UP CARES promotes crossing accident reduction, education, and safety.

“This is our team effort to promote safety in our community,” said Bob Kern, UP Manager of Road Operations. “Operation Lifesaver is a conglomeration of state regulatory agencies and the railroads. We are all working together to promote safety around the railroad tracks.”

The event took place at B Street and the railroad tracks just about 3:00 p.m., just as school was dismissed. Students were crossing at different locations along the tracks. For safety reasons, people are encouraged to cross tracks at designated railroad crossings and to watch for stoplights.

“It is difficult for trains to stop quickly if someone or a vehicle tries to cross the tracks when a train is coming,” said Kern. “Trains are very heavy and have a lot of horsepower and torque. It takes them hundreds of feet to stop.”

UP Railroad Police were stopping motorists that crossed the tracks when the lights were red and the barriers down, giving offenders warnings and tickets.

Students that crossed when the lights were on and the barriers were down were given warnings. The students that crossed the tracks at non-crossing areas were given warnings, also.

Ted Williams, UP conductor, expressed concern for the students.

“Some of these kids like to play chicken with the trains,” said Williams. “They don’t realize the time it takes to stop a train.
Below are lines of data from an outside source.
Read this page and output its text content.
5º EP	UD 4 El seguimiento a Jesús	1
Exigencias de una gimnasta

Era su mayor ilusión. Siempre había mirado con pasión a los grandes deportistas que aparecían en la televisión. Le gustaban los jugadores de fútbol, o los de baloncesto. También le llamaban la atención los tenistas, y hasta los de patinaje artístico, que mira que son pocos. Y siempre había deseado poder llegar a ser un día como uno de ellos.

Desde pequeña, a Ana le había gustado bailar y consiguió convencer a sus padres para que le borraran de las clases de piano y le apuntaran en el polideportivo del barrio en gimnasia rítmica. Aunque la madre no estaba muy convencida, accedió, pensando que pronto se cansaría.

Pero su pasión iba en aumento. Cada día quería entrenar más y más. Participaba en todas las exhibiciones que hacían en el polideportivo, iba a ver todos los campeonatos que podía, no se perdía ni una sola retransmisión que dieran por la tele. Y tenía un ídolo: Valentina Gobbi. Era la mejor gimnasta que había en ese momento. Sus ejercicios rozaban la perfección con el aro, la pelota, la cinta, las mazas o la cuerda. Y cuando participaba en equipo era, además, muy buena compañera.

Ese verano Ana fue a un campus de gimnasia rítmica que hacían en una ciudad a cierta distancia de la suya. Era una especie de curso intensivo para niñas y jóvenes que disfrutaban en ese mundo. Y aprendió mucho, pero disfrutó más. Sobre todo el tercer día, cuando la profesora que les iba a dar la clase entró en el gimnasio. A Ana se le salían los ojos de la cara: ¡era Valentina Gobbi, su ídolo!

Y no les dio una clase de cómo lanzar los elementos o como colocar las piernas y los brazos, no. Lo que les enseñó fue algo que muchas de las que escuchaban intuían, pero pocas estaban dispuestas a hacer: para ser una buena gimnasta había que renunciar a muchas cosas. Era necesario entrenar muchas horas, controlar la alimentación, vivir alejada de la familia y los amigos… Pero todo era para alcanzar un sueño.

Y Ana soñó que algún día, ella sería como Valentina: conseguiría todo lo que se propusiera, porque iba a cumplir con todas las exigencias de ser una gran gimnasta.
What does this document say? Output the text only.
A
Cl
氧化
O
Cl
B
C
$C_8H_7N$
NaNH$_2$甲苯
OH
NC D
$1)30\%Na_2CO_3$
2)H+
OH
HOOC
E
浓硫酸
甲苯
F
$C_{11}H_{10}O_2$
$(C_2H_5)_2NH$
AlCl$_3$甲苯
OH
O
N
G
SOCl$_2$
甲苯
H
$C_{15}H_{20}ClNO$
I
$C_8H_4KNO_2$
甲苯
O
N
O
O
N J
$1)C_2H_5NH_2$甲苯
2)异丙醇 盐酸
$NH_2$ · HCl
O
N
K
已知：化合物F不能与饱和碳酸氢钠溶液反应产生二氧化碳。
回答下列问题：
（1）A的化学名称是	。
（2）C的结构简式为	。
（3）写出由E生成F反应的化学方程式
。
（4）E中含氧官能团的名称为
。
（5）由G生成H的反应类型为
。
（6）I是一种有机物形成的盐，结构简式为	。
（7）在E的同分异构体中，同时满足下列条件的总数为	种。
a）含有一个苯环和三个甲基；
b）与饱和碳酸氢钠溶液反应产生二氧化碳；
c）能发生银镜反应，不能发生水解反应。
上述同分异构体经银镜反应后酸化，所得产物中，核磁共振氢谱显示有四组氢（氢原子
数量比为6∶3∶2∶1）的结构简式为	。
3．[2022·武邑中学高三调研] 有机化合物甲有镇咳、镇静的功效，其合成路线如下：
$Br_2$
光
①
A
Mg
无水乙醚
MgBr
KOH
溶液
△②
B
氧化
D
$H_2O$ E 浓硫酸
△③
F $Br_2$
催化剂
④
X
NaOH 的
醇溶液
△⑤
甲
It can prove to be fatal.”

Since 2001, the UP CARES program has reduced crossing accidents by 37%, according to UP.

“A common mistake is made by those crossing tracks when the safety lights are on and the barriers down,” said Williams. “A train may be stopped for a moment and another train is fast approaching on a second track. People see the one train stopped and think it is OK to cross the barriers, not realizing there is another train fast approaching. The results can be deadly.”